Things to do in your first week as an overseas student in the UK

Your adventure to the UK is about to begin! The first week in the UK can be hectic and no amount of reading, thinking or talking through plans with friends and family can truly prepare you for what it feels like to move to a new country.

Studying abroad can be an exciting and enriching experience. Embarking on a new journey, moving to a new place and taking a step of advancement towards your career aspirations will no doubt be something you’ve been preparing for a while.  With this may also come some anxiousness. You will be moving out of your comfort zone, from what is familiar to a home that is a host of the unknown. Having to settle into a new environment, adapting to a change in climate, culture, language and all the practicality of moving to a new country can be daunting.  To feel like this is completely normal and we can assure you that this feeling is only temporary. University is a great place to make new friends and meet people with the same interest. With everybody being in the same boat, you will make new friends in no time.

We are here to help with a few tips for surviving your first week of study abroad. Here are six things that you need to do to set yourself up for a smoother journey ahead.

Biometric Residence Permit Card (BRP)

You must collect your Biometric Residence Permit if you are on a Tier 4 student Visa.  The BRP card is your proof of your immigration permission to be in the UK as a tier 4 student. You MUST collect your BRP within 10 days of your arrival in the UK.  Check your decision letter as this will tell you where to collect it from.

When collecting your BRP will need to take with you:

  • Passport/travel document
  • Your vignette sticker

Register at University

The registration is a two-part process:

* To register online

You will receive this information from the institute where you will be studying once you have met the conditions and formally accepted the offer.

*To register in person

To be fully registered you will need to register in person at the campus for an identity check.
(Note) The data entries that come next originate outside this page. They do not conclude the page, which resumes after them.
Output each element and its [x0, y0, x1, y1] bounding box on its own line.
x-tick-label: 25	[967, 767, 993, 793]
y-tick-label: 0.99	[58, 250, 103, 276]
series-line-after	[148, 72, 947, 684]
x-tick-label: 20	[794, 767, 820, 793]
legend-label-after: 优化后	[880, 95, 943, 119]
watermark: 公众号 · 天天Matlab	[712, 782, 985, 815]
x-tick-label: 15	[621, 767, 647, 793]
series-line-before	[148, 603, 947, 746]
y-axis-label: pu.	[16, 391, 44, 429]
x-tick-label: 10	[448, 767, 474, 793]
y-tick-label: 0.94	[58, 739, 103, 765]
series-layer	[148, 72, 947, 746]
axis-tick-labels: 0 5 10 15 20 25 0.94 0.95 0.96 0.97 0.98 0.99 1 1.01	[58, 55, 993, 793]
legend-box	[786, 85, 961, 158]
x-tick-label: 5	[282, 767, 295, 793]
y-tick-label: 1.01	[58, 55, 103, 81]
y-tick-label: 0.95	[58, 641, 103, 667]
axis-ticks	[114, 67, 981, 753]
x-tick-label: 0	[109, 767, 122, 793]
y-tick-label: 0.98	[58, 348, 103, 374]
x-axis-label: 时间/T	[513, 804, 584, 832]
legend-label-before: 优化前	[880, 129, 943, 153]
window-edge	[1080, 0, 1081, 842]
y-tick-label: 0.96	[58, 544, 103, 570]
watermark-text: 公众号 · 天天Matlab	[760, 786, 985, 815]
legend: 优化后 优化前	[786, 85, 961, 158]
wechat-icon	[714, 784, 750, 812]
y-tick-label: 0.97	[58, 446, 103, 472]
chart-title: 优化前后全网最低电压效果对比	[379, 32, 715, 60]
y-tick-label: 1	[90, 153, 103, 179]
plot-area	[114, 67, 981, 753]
You can also collect your student ID card at the same time.

Register with the police

You must register with the police if your BRP or decision letter states that you need to. You must do this within 7 days.

Open a bank account

Many students decide to open a bank account because it is a secure and easy way to access your money. If you withdraw money from an overseas account, you may be charged money.  We would advise you not to bring a large sum of money with you as it can be stolen or lost.  However, we do advice you to bring enough money to keep you going as it can take a few days to set up an account.  To open a bank account you first will need to attend registration at the university.  You can then book an appointment with the bank and present the following documents when you attend:

  • Proof of ID (passport)
  • Visa/ BRP card
  • Bank letter from the university
  • Proof of student status
  • Proof of address
  • Some banks may require a minimum deposit to set up the account so you may need to take some money with you.

Stay connected to home

If you’re keeping a phone you already have, you’ll need to unlock this first before you can start using your new SIM card. Never use your current sim card to make calls. You’ll pay extremely high charges for calling back home as well as local numbers.

 If you already have a mobile phone then you will need a new SIM card. With a Pay As 

 You Go (PAYG) SIM you’ll need to top up your phone with credit, which is a good way of keeping track of your spending but can be a hassle if your credit runs out at an awkward time.

Monthly contracts are usually better value for money, as you’ll likely get unlimited (or close to) minutes and texts, but you will have to pay out every month and this comes with added responsibility.

There are many mobile phone network service providers and calling plans to choose from in the UK. You should read contracts closely and take the time to investigate your options.

Attend Welcome Week and Fresher’s Week.

There are lots of events and support during the Welcome Week available to students from outside the UK.  You can sign up for talks and tours around the campus.  The Fresher’s week is a great opportunity to join clubs and societies. You may be able to join a society for your home country and connect with people from the same background as yourself.  Universities have a club or society for practically everything, from culture, sports, faith to dance, political campaigns to welfare.  You are bound the find a range that you are interested in. Furthermore, it’s a fantastic opportunity to meet new people and make new friends.

While studying abroad can be daunting, exciting and liberating all at the same time, it is important that you enjoy each moment.  Try venturing out to find out about the area where you are living; where the local amenities and places of interest are. Slowly but surely you will begin to feel at home. Not only will you be making unforgettable memories but also lifelong friends.